I posted the following information in an engineering inspection report, pertaining to a lighting retrofit project at a large hospital that was built in the mid-1960's:


"A majority of the interior areas on campus are primarily lit by T-8 fluorescent light fixtures using 32-Watt (W) fluorescent lamps of various color, temperatures, and standard efficiency electronic ballasts. Since much of the lighting is on for long periods of hours, the fluorescent lighting represents a significant portion of the entire campus lighting electrical consumption. Long burn hours produce quick lamp failure, making these fixtures disproportionately burdensome to maintenance staff. A retrofit to LED will provide the highest possible efficiency -- reducing lighting electrical load by 40-50%.

Since LED rated life greatly exceeds that of the existing fluorescents, the maintenance burden will also be significantly reduced. Patients and staff can expect less frequent disturbances to maintain these fixtures. Replacement of existing metal halide fixtures in the parking garages with new LED luminaries will likewise provide similar benefits, reducing that electrical load by up to 80%, along with extending maintenance intervals by a factor of ten.
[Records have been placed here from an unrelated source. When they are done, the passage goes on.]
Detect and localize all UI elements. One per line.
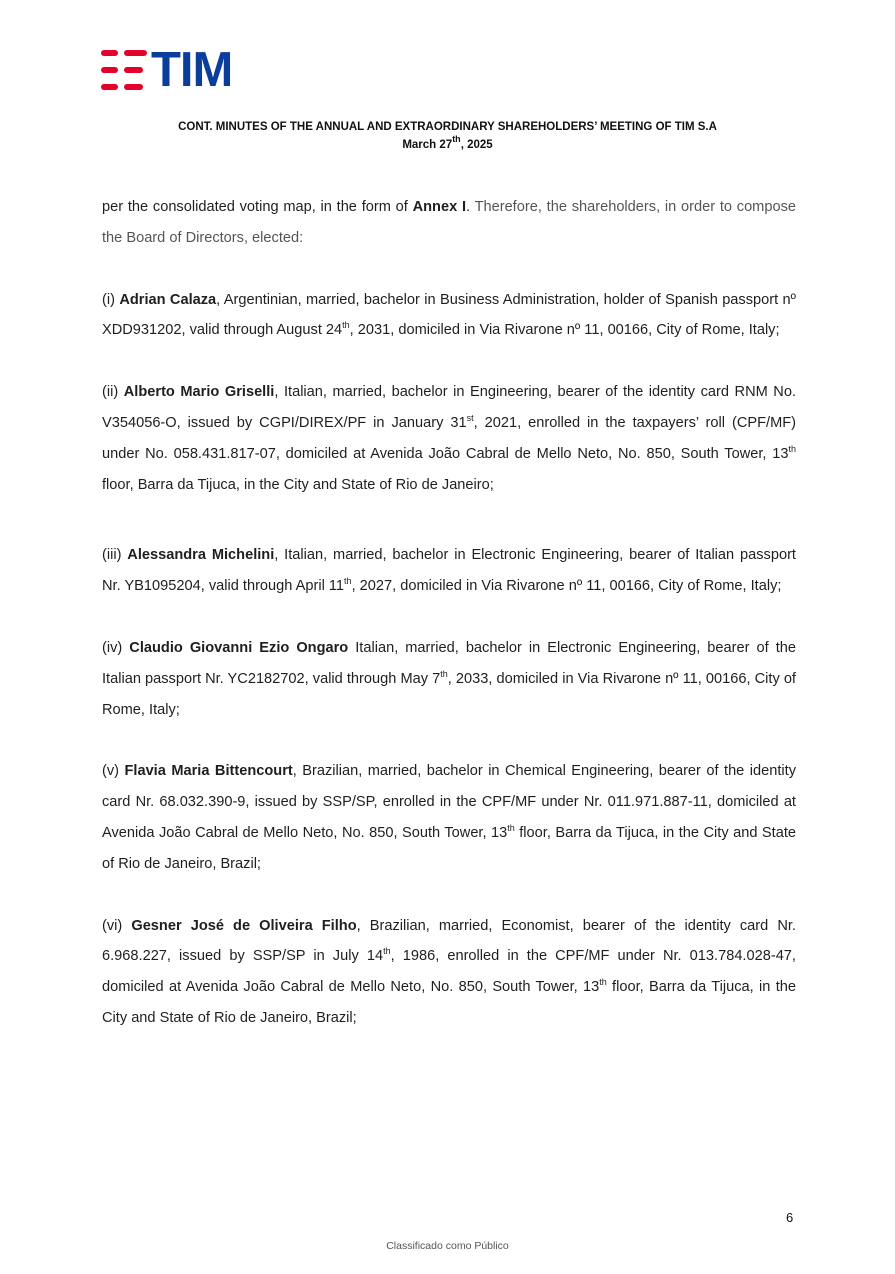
director-item: (iii) Alessandra Michelini, Italian, married, bachelor in Electronic Engineering, bearer of Italian passport Nr. YB1095204, valid through April 11th, 2027, domiciled in Via Rivarone nº 11, 00166, City of Rome, Italy;: [102, 547, 796, 595]
tim-logo-mark-icon: [101, 50, 147, 90]
document-header-date: March 27th, 2025: [402, 134, 493, 151]
intro-paragraph: per the consolidated voting map, in the form of Annex I. Therefore, the shareholders, in order to compose the Board of Directors, elected:: [102, 199, 796, 246]
director-name: Alessandra Michelini: [127, 547, 275, 564]
director-name: Flavia Maria Bittencourt: [124, 763, 293, 780]
director-name: Gesner José de Oliveira Filho: [131, 917, 357, 934]
director-item: (ii) Alberto Mario Griselli, Italian, married, bachelor in Engineering, bearer of the identity card RNM No. V354056-O, issued by CGPI/DIREX/PF in January 31st, 2021, enrolled in the taxpayers’ roll (CPF/MF) under No. 058.431.817-07, domiciled at Avenida João Cabral de Mello Neto, No. 850, South Tower, 13th floor, Barra da Tijuca, in the City and State of Rio de Janeiro;: [102, 384, 797, 493]
tim-logo-text: TIM: [151, 43, 233, 97]
director-item: (i) Adrian Calaza, Argentinian, married, bachelor in Business Administration, holder of Spanish passport nº XDD931202, valid through August 24th, 2031, domiciled in Via Rivarone nº 11, 00166, City of Rome, Italy;: [102, 291, 796, 339]
classification-footer: Classificado como Público: [386, 1240, 509, 1252]
director-item: (iv) Claudio Giovanni Ezio Ongaro Italian, married, bachelor in Electronic Engineering, bearer of the Italian passport Nr. YC2182702, valid through May 7th, 2033, domiciled in Via Rivarone nº 11, 00166, City of Rome, Italy;: [102, 639, 796, 718]
director-name: Alberto Mario Griselli: [123, 384, 275, 401]
director-name: Adrian Calaza: [119, 291, 217, 308]
document-body: [102, 192, 796, 1065]
director-item: (vi) Gesner José de Oliveira Filho, Brazilian, married, Economist, bearer of the identity card Nr. 6.968.227, issued by SSP/SP in July 14th, 1986, enrolled in the CPF/MF under Nr. 013.784.028-47, domiciled at Avenida João Cabral de Mello Neto, No. 850, South Tower, 13th floor, Barra da Tijuca, in the City and State of Rio de Janeiro, Brazil;: [102, 917, 796, 1026]
document-header-title: CONT. MINUTES OF THE ANNUAL AND EXTRAORDINARY SHAREHOLDERS’ MEETING OF TIM S.A: [178, 121, 717, 133]
director-item: (v) Flavia Maria Bittencourt, Brazilian, married, bachelor in Chemical Engineering, bearer of the identity card Nr. 68.032.390-9, issued by SSP/SP, enrolled in the CPF/MF under Nr. 011.971.887-11, domiciled at Avenida João Cabral de Mello Neto, No. 850, South Tower, 13th floor, Barra da Tijuca, in the City and State of Rio de Janeiro, Brazil;: [102, 763, 797, 872]
director-name: Claudio Giovanni Ezio Ongaro: [129, 639, 349, 656]
page-number: 6: [786, 1210, 794, 1225]
tim-logo: [101, 43, 233, 97]
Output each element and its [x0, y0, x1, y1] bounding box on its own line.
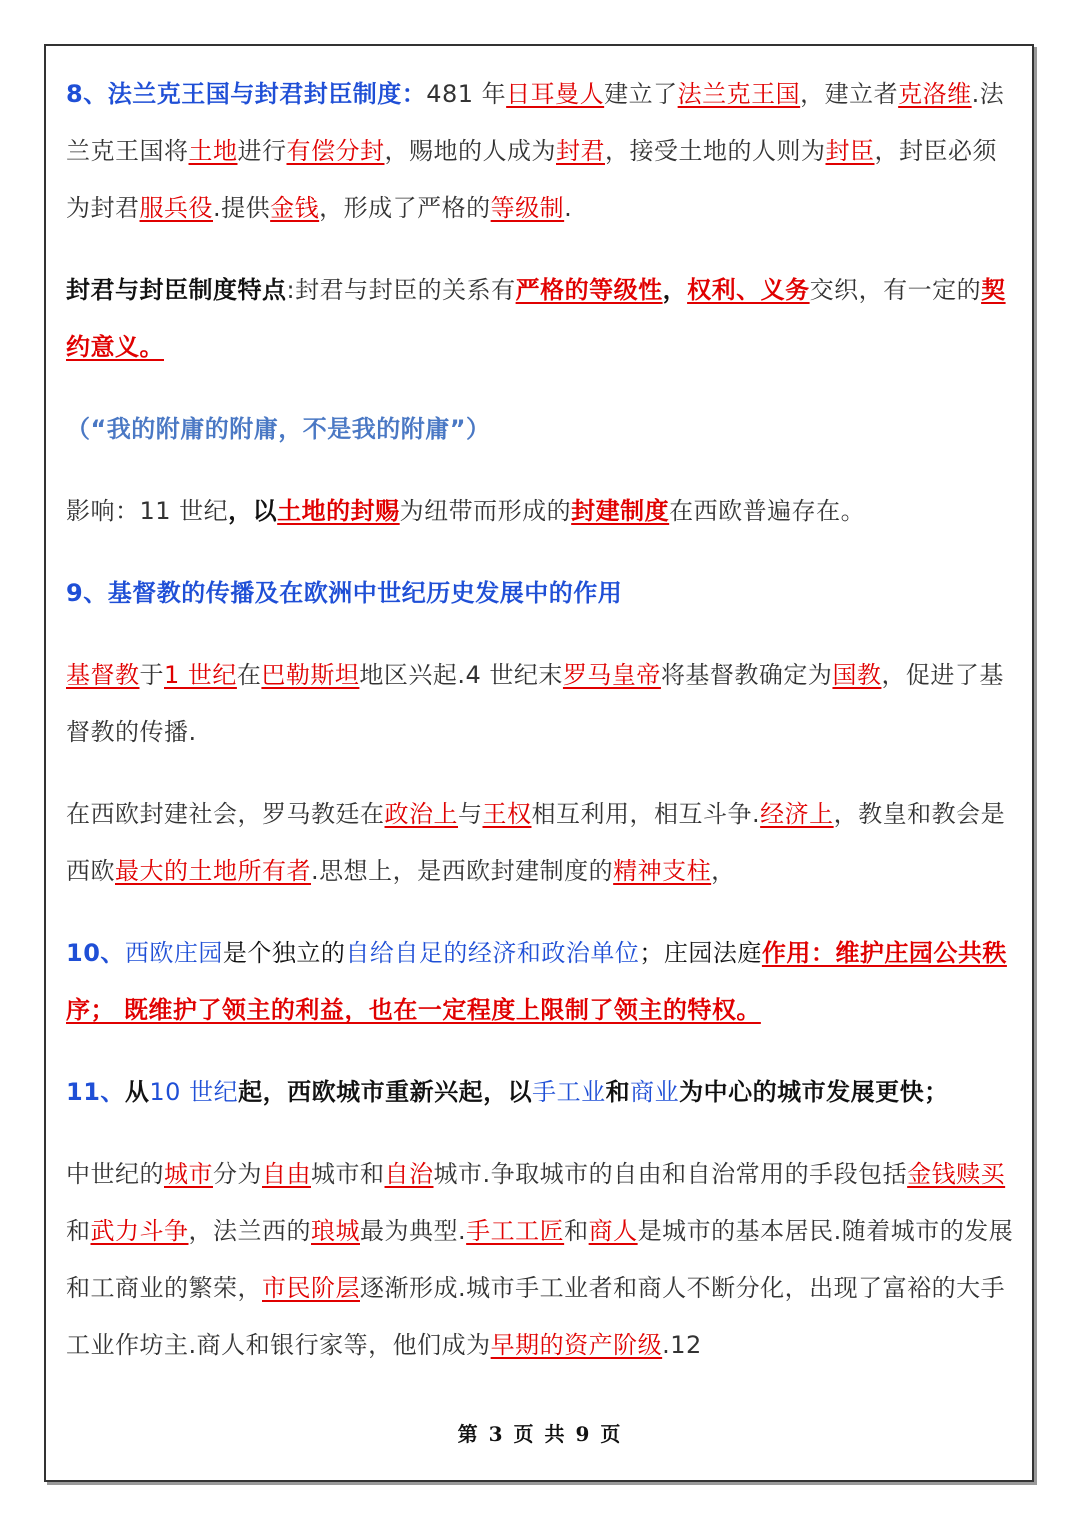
- vassal-quote: （“我的附庸的附庸，不是我的附庸”）: [66, 415, 491, 443]
- feudal-impact: 影响：11 世纪，以土地的封赐为纽带而形成的封建制度在西欧普遍存在。: [66, 497, 866, 525]
- church-role: 在西欧封建社会，罗马教廷在政治上与王权相互利用，相互斗争.经济上，教皇和教会是西欧最大的土地所有者.思想上，是西欧封建制度的精神支柱，: [66, 800, 1006, 885]
- section-11: 11、从10 世纪起，西欧城市重新兴起，以手工业和商业为中心的城市发展更快；: [66, 1078, 949, 1106]
- feudal-features: 封君与封臣制度特点:封君与封臣的关系有严格的等级性，权利、义务交织，有一定的契约意义。: [66, 276, 1006, 361]
- christianity-spread: 基督教于1 世纪在巴勒斯坦地区兴起.4 世纪末罗马皇帝将基督教确定为国教，促进了基督教的传播.: [66, 661, 1004, 746]
- document-body: [66, 66, 1014, 1374]
- medieval-cities: 中世纪的城市分为自由城市和自治城市.争取城市的自由和自治常用的手段包括金钱赎买和武力斗争，法兰西的琅城最为典型.手工工匠和商人是城市的基本居民.随着城市的发展和工商业的繁荣，市民阶层逐渐形成.城市手工业者和商人不断分化，出现了富裕的大手工业作坊主.商人和银行家等，他们成为早期的资产阶级.12: [66, 1160, 1014, 1359]
- page-number: 第 3 页 共 9 页: [457, 1422, 623, 1446]
- section-10: 10、西欧庄园是个独立的自给自足的经济和政治单位；庄园法庭作用：维护庄园公共秩序； 既维护了领主的利益，也在一定程度上限制了领主的特权。: [66, 939, 1007, 1024]
- section-8: 8、法兰克王国与封君封臣制度：481 年日耳曼人建立了法兰克王国，建立者克洛维.法兰克王国将土地进行有偿分封，赐地的人成为封君，接受土地的人则为封臣，封臣必须为封君服兵役.提供金钱，形成了严格的等级制.: [66, 80, 1005, 222]
- section-9-heading: 9、基督教的传播及在欧洲中世纪历史发展中的作用: [66, 579, 623, 607]
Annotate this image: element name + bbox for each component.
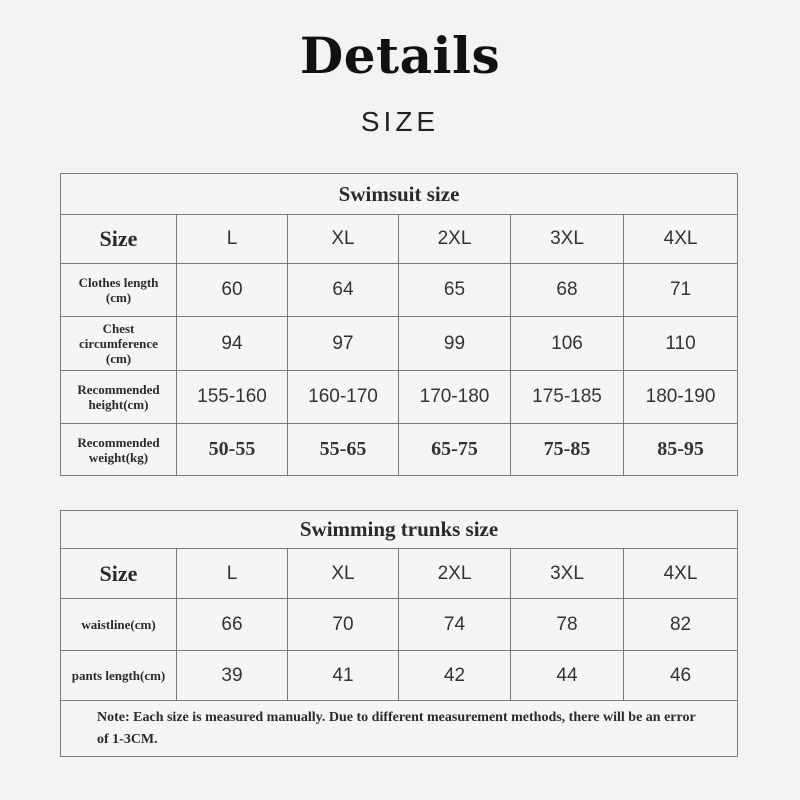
table-cell: 60 (177, 264, 288, 317)
size-header-row (61, 549, 738, 599)
table-cell: 42 (399, 651, 511, 701)
row-label-weight: Recommended weight(kg) (61, 424, 177, 476)
page-title: Details (299, 26, 501, 85)
table-cell: 106 (511, 317, 624, 371)
table-cell: 110 (624, 317, 738, 371)
table-cell: 70 (288, 599, 399, 651)
table-cell: 39 (177, 651, 288, 701)
table-cell: 65 (399, 264, 511, 317)
table-row (61, 651, 738, 701)
size-column-header: Size (61, 549, 177, 599)
row-label-chest: Chest circumference (cm) (61, 317, 177, 371)
table-cell: 160-170 (288, 371, 399, 424)
table-cell: 99 (399, 317, 511, 371)
row-label-pants-length: pants length(cm) (61, 651, 177, 701)
table-row (61, 264, 738, 317)
size-header-cell: L (177, 215, 288, 264)
swimsuit-size-table (60, 173, 738, 476)
trunks-size-table (60, 510, 738, 757)
size-header-row (61, 215, 738, 264)
row-label-clothes-length: Clothes length (cm) (61, 264, 177, 317)
size-header-cell: 4XL (624, 549, 738, 599)
size-header-cell: 2XL (399, 549, 511, 599)
table-cell: 82 (624, 599, 738, 651)
table-cell: 78 (511, 599, 624, 651)
table-row (61, 599, 738, 651)
table-cell: 97 (288, 317, 399, 371)
table-cell: 44 (511, 651, 624, 701)
table-row (61, 424, 738, 476)
table-cell: 74 (399, 599, 511, 651)
table-caption-row (61, 511, 738, 549)
table-cell: 85-95 (624, 424, 738, 476)
table-cell: 68 (511, 264, 624, 317)
table-cell: 180-190 (624, 371, 738, 424)
table-cell: 155-160 (177, 371, 288, 424)
page-subtitle: SIZE (360, 106, 440, 137)
table-cell: 65-75 (399, 424, 511, 476)
table-row (61, 317, 738, 371)
table-cell: 46 (624, 651, 738, 701)
measurement-note: Note: Each size is measured manually. Due to different measurement methods, there will be an error of 1-3CM. (61, 701, 738, 757)
table-cell: 94 (177, 317, 288, 371)
size-header-cell: 3XL (511, 549, 624, 599)
table-cell: 41 (288, 651, 399, 701)
table-cell: 75-85 (511, 424, 624, 476)
table-cell: 66 (177, 599, 288, 651)
size-header-cell: XL (288, 215, 399, 264)
table-cell: 55-65 (288, 424, 399, 476)
table-cell: 64 (288, 264, 399, 317)
trunks-table-caption: Swimming trunks size (61, 511, 738, 549)
table-cell: 170-180 (399, 371, 511, 424)
note-row (61, 701, 738, 757)
table-caption-row (61, 174, 738, 215)
size-header-cell: XL (288, 549, 399, 599)
table-row (61, 371, 738, 424)
size-column-header: Size (61, 215, 177, 264)
row-label-height: Recommended height(cm) (61, 371, 177, 424)
table-cell: 175-185 (511, 371, 624, 424)
table-cell: 71 (624, 264, 738, 317)
size-header-cell: L (177, 549, 288, 599)
table-cell: 50-55 (177, 424, 288, 476)
row-label-waistline: waistline(cm) (61, 599, 177, 651)
swimsuit-table-caption: Swimsuit size (61, 174, 738, 215)
size-header-cell: 4XL (624, 215, 738, 264)
size-header-cell: 3XL (511, 215, 624, 264)
size-header-cell: 2XL (399, 215, 511, 264)
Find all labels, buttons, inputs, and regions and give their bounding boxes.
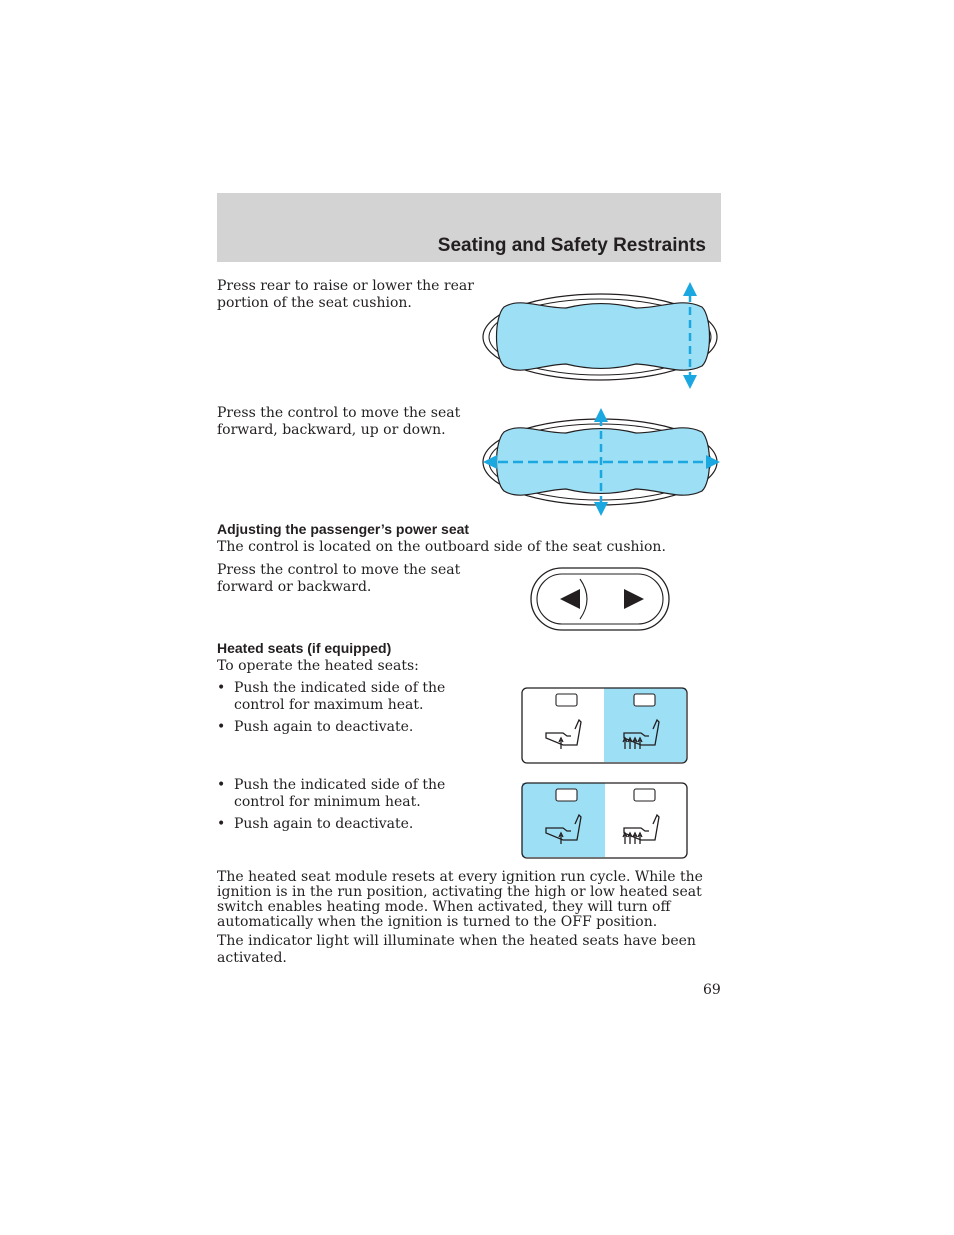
list-item: • Push again to deactivate. <box>217 816 414 832</box>
seat-control-rear-arrow-icon <box>480 280 722 392</box>
list-item: • Push again to deactivate. <box>217 719 414 735</box>
list-item: • Push the indicated side of the control for minimum heat. <box>217 777 446 810</box>
indicator-light-paragraph: The indicator light will illuminate when the heated seats have been activated. <box>217 933 696 966</box>
heated-seats-intro: To operate the heated seats: <box>217 658 419 674</box>
passenger-seat-heading: Adjusting the passenger’s power seat <box>217 521 470 537</box>
heated-seat-reset-paragraph: The heated seat module resets at every ignition run cycle. While the ignition is in the run position, activating the high or low heated seat switch enables heating mode. When activated, they will turn off automatically when the ignition is turned to the OFF position. <box>217 869 703 930</box>
seat-control-four-way-icon <box>480 406 722 518</box>
four-way-text: Press the control to move the seat forward, backward, up or down. <box>217 405 461 438</box>
section-header <box>217 193 721 262</box>
passenger-seat-text: Press the control to move the seat forward or backward. <box>217 562 461 595</box>
fore-aft-switch-icon <box>530 567 672 633</box>
page-title: Seating and Safety Restraints <box>437 235 706 256</box>
heated-seat-low-icon <box>521 782 688 859</box>
heated-seats-heading: Heated seats (if equipped) <box>217 640 392 656</box>
list-item: • Push the indicated side of the control for maximum heat. <box>217 680 446 713</box>
heated-seat-high-icon <box>521 687 688 764</box>
rear-cushion-text: Press rear to raise or lower the rear portion of the seat cushion. <box>217 278 474 311</box>
page-number: 69 <box>703 982 721 998</box>
passenger-seat-intro: The control is located on the outboard side of the seat cushion. <box>217 539 666 555</box>
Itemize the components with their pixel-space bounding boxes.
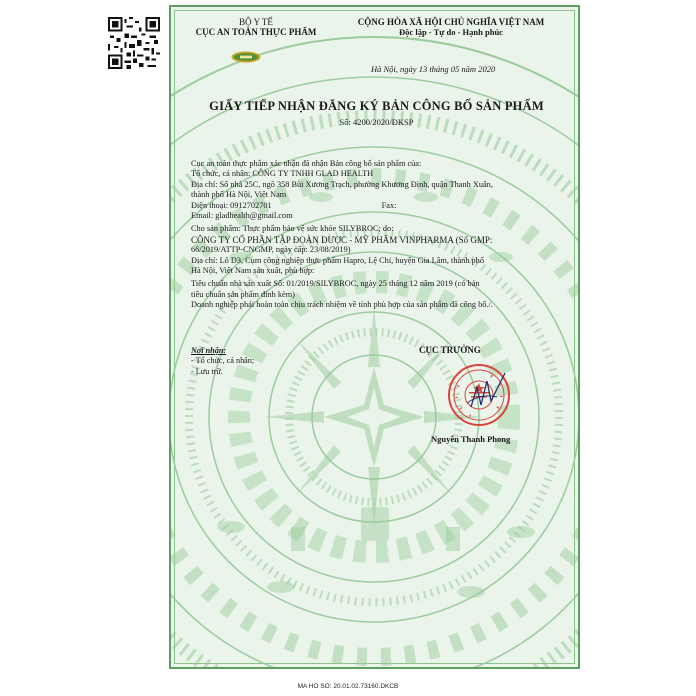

But what we have here is a mid-20th century building – with mid-20th century electrical wiring – that's now had 21st century lighting installed.

While the lighting electrical contractor may be able to make some accommodations in some areas to adjust the lighting levels to meet the standards of ASHE (American Society of Healthcare Engineers) criteria, the hard fact is that much, if not most, of the lighting in this 50+ year old hospital may not be able to be properly adjusted to the proper luminescence level, simply because the facility and office spaces are not properly wired to do so.

Some areas clearly need double-pole light switches, so that only half, or all of the lights could be turned on and off (when the sunlight through the windows is bright), as it suits the occupant.

And as far as dimmers, some of the 1960's electrical wiring in these buildings could not accommodate the quickly rising and lowering amperage spreading across the distance of the wire, without possibly leading to a potential electrical fire hazard."


The hospital electrical engineer became livid, and replied via e-mail with: "This paragraph is not true. Installed LED lighting takes less wattage and amperage to operate. For dimmers installation, the dimmer requires two smaller size wires (14ga.) and uses Direct Current (DC) Voltage to operate in addition with the existing AC wiring (10 or 12ga.) to power the LED rectifier. The 1960’s electrical wiring has nothing to do with what you stated in the above paragraph and is not a potential electrical fire hazard."


My argument is that it is not only just the reduction in magnitude of current that we should be concerned with, but given the age of the wire itself, plus the rate of change in the current (dA/dt), still presents electrical/electronic friction, which could cause a rise in temperature, and thus subsequently, an electrical fire hazard.

I need to come back at the hospital engineer with cited NEC code that backs up my premise:

1) Age of wire is a factor. Even if all copper wire was used during hospital construction in ~1965, there could be aluminum components in the switches and junction boxes. Or unless the spacing of wires in the junction boxes has been inspected by the electrical contractor before reconfiguring with dimmer switches, all of these factors still present a hazard.

2) Rate of change is current (dA/dt), not just magnitude of current, could present a rise in temperature in electrical wiring. Unless current flow tests are conducted in the existing 50+ year old wiring at the hospital, or unless all of the lighting electrical wiring is replaced to meet 2017 NEC code, the electrical contractor should not reconfigure the old wiring with LED lights plus dimmer switches.


Thank you for your insight and feedback.